The truth is that on few bedrock issues do Obama and McCain differ more than on the proper role of federal judges. The Supreme Court justices Obama has held up as models all have indicated support for the positions outlined above. The judges McCain cites as his favorites oppose not only those positions, but also the twisted logic that produces such an  approach to interpreting the Constitution. Put another way, if you like the liberals on the Court – Justices Breyer, Ginsburg, Souter and John Paul Stevens – Obama is your man. If the Court’s conservatives – Chief Justice John Roberts and Justices Scalia, Thomas and Alito –  then McCain deserves your vote.

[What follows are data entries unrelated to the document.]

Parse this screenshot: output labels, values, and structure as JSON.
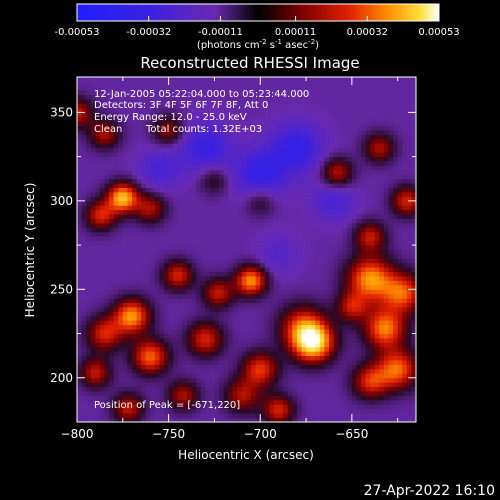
{
  "chart_data": {
    "type": "heatmap",
    "title": "Reconstructed RHESSI Image",
    "xlabel": "Heliocentric X (arcsec)",
    "ylabel": "Heliocentric Y (arcsec)",
    "xlim": [
      -800,
      -615
    ],
    "ylim": [
      175,
      370
    ],
    "x_ticks": [
      -800,
      -750,
      -700,
      -650
    ],
    "x_tick_labels": [
      "−800",
      "−750",
      "−700",
      "−650"
    ],
    "y_ticks": [
      200,
      250,
      300,
      350
    ],
    "y_tick_labels": [
      "200",
      "250",
      "300",
      "350"
    ],
    "colorbar": {
      "range": [
        -0.00053,
        0.00053
      ],
      "ticks": [
        -0.00053,
        -0.00032,
        -0.00011,
        0.00011,
        0.00032,
        0.00053
      ],
      "tick_labels": [
        "-0.00053",
        "-0.00032",
        "-0.00011",
        "0.00011",
        "0.00032",
        "0.00053"
      ],
      "units_text": "(photons cm",
      "units_exp1": "-2",
      "units_mid": " s",
      "units_exp2": "-1",
      "units_end": " asec",
      "units_exp3": "-2",
      "units_close": ")"
    },
    "annotations": {
      "time_range": "12-Jan-2005 05:22:04.000 to 05:23:44.000",
      "detectors": "Detectors: 3F 4F 5F 6F 7F 8F, Att 0",
      "energy": "Energy Range: 12.0 - 25.0 keV",
      "method": "Clean",
      "counts": "Total counts: 1.32E+03",
      "peak": "Position of Peak = [-671,220]"
    },
    "peak": [
      -671,
      220
    ],
    "blobs": [
      {
        "x": -671,
        "y": 220,
        "amp": 1.0,
        "s": 8
      },
      {
        "x": -677,
        "y": 229,
        "amp": 0.6,
        "s": 9
      },
      {
        "x": -775,
        "y": 302,
        "amp": 0.95,
        "s": 6
      },
      {
        "x": -787,
        "y": 292,
        "amp": 0.6,
        "s": 6
      },
      {
        "x": -760,
        "y": 296,
        "amp": 0.5,
        "s": 6
      },
      {
        "x": -705,
        "y": 255,
        "amp": 0.85,
        "s": 6
      },
      {
        "x": -723,
        "y": 248,
        "amp": 0.55,
        "s": 6
      },
      {
        "x": -745,
        "y": 258,
        "amp": 0.6,
        "s": 6
      },
      {
        "x": -640,
        "y": 256,
        "amp": 0.85,
        "s": 9
      },
      {
        "x": -622,
        "y": 248,
        "amp": 0.7,
        "s": 8
      },
      {
        "x": -632,
        "y": 228,
        "amp": 0.8,
        "s": 8
      },
      {
        "x": -650,
        "y": 240,
        "amp": 0.5,
        "s": 6
      },
      {
        "x": -625,
        "y": 205,
        "amp": 0.75,
        "s": 8
      },
      {
        "x": -640,
        "y": 198,
        "amp": 0.6,
        "s": 7
      },
      {
        "x": -770,
        "y": 235,
        "amp": 0.85,
        "s": 7
      },
      {
        "x": -785,
        "y": 225,
        "amp": 0.6,
        "s": 7
      },
      {
        "x": -760,
        "y": 212,
        "amp": 0.75,
        "s": 7
      },
      {
        "x": -790,
        "y": 203,
        "amp": 0.55,
        "s": 6
      },
      {
        "x": -730,
        "y": 222,
        "amp": 0.6,
        "s": 7
      },
      {
        "x": -700,
        "y": 205,
        "amp": 0.65,
        "s": 7
      },
      {
        "x": -710,
        "y": 190,
        "amp": 0.5,
        "s": 7
      },
      {
        "x": -742,
        "y": 190,
        "amp": 0.5,
        "s": 6
      },
      {
        "x": -772,
        "y": 183,
        "amp": 0.55,
        "s": 6
      },
      {
        "x": -800,
        "y": 350,
        "amp": 0.55,
        "s": 6
      },
      {
        "x": -785,
        "y": 338,
        "amp": 0.5,
        "s": 6
      },
      {
        "x": -750,
        "y": 340,
        "amp": 0.45,
        "s": 6
      },
      {
        "x": -658,
        "y": 316,
        "amp": 0.55,
        "s": 6
      },
      {
        "x": -635,
        "y": 330,
        "amp": 0.5,
        "s": 6
      },
      {
        "x": -620,
        "y": 300,
        "amp": 0.6,
        "s": 6
      },
      {
        "x": -640,
        "y": 280,
        "amp": 0.55,
        "s": 6
      },
      {
        "x": -690,
        "y": 182,
        "amp": 0.6,
        "s": 6
      },
      {
        "x": -700,
        "y": 300,
        "amp": 0.3,
        "s": 6
      },
      {
        "x": -725,
        "y": 312,
        "amp": 0.3,
        "s": 6
      },
      {
        "x": -700,
        "y": 315,
        "amp": -0.45,
        "s": 10
      },
      {
        "x": -730,
        "y": 330,
        "amp": -0.4,
        "s": 10
      },
      {
        "x": -680,
        "y": 330,
        "amp": -0.45,
        "s": 10
      },
      {
        "x": -755,
        "y": 318,
        "amp": -0.3,
        "s": 8
      },
      {
        "x": -660,
        "y": 300,
        "amp": -0.3,
        "s": 8
      },
      {
        "x": -690,
        "y": 270,
        "amp": -0.2,
        "s": 8
      }
    ]
  },
  "footer": {
    "timestamp": "27-Apr-2022 16:10"
  }
}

McCain’s record of principled moderation on judges matches perfectly his seminal statement on the issue in a November 2006 speech: “Our freedom is curtailed no less by an act of arbitrary judicial power as it is by an act of an arbitrary executive, or legislative, or state power. For that reason, a judge’s decisions must rest on more than his subjective conviction that he is right, or his eagerness to address a perceived social ill.”

Compare that with Obama’s repeated statement of the approach he thinks a judge should take: “Truly difficult cases” should involve “one’s deepest values, one’s core concerns, one’s broader perspectives on how the world works, and the depth and breadth of one’s empathy.” In that pledge to put “empathy” above the letter of the law, he would have a judge directly contradict the oath of office, which reads: “I do solemnly swear (or affirm) that I will administer justice without respect to persons, and do equal right to the poor and to the rich, and that I will faithfully and impartially discharge and perform” all the duties of the office.

In 2005, McCain joined 13 other senators of both parties to find a way to break the Senate’s logjam on federal judicial confirmations, while Obama opposed the eminently qualified and widely praised John Roberts as Chief Justice. It is McCain who is clearly anchored in the mainstream and who will appoint judges to interpret the Constitution, not rewrite it or toss it away.